Protecting the Green Belt
14. What steps he is taking to protect the green belt.
The Government are committed to preserving green belts, which have served England’s towns and cities well over many decades. We have not changed the five purposes of the green belt set out in paragraph 143 of the national planning policy framework. That framework still contains strong protections for the green belt, making it clear that inappropriate development should not be approved unless justified by very special circumstances.
The approach to the green belt taken by Labour Members is the clearest example yet of their saying one thing and doing another. The Secretary of State campaigns against building on green spaces in his own constituency, but he is more than happy to see green spaces in my constituency concreted over by developers. Can the Minister tell me why constituents’ green space in my area is apparently less important than the green space in the Secretary of State’s area?
As the right hon. Lady well understands—we have had this exchange many times—it is for individual local planning authorities to determine whether green-belt land should be released and the exceptional circumstances test has been met. All the clever questions that she comes up with—I admire her ingenuity in doing so—disguise her true position, which is that she does not want any houses built on any green-belt land in any part of her constituency or anywhere near it, even if that means preventing families from buying or even longer waits for people on housing waiting registers.
I call the shadow Minister.
Is the Minister confident that the Government’s invention of the term “grey belt” is providing protection to the green belt?
Well, it depends where you are, doesn’t it?
I am confident, Mr Speaker.

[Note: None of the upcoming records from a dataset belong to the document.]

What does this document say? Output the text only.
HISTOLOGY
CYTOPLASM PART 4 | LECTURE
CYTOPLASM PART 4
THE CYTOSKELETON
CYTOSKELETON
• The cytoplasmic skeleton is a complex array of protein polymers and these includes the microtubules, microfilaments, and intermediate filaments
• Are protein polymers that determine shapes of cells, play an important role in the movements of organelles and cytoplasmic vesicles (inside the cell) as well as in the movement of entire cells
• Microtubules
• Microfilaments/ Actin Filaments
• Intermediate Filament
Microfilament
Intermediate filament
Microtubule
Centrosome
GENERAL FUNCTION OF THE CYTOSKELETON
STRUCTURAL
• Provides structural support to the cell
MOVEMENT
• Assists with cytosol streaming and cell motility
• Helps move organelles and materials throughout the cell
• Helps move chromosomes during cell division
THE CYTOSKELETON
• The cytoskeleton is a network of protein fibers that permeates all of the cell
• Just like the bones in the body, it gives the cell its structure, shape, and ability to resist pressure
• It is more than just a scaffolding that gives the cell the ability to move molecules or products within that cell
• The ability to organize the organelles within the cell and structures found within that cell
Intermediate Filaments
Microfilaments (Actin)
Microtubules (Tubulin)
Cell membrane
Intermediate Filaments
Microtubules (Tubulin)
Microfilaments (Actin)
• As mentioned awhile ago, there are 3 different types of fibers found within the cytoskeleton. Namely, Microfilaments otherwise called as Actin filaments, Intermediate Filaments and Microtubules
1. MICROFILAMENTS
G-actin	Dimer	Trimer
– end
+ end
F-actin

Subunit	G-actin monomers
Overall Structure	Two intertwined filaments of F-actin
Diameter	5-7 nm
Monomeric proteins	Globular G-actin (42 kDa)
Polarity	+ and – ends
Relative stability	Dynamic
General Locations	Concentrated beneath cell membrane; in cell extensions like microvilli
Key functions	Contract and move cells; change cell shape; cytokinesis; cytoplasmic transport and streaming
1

Perhaps the hon. Gentleman could confirm to me whether it is now the policy of His Majesty’s Opposition that if all reasonable options for meeting identified housing need have been exhausted, including grey-belt land, no green-belt land can ever be released, even in those very special circumstances. If that is their position, the Opposition are consciously and deliberately consigning people in this country to longer misery as a result of the acute housing crisis that got worse on their watch and is still causing misery, which we are undoing.
The Government have previously claimed that so-called grey-belt land is comprised of old petrol stations and disused car parks, but by December 2025, of the 13 developments of 10 or more homes on so-called grey-belt land that had been approved by Government planning inspectors, 88% were due to be built on what had previously been undeveloped countryside. The evidence is unequivocal: the green belt is under attack from this Government. Why will the Minister not just admit that the term “grey belt” is in fact a dishonest concoction designed to mislead the general public?
It is anything but a dishonest concoction. As I have said, grey-belt land is determined by local planning authorities where it does not meet the purposes of the green belt, as set out. I come back to the question of what the hon. Gentleman is saying: is he saying that our strategic and targeted approach to the green belt should be replaced by the chaotic and haphazard approach that the previous Government took, under which we saw swathes of green-belt land released across the country, often in the wrong areas? The grey belt is ensuring that the right kind of low-quality green-belt land is released where all other options have been exhausted and where need for housing needs to be met through that avenue.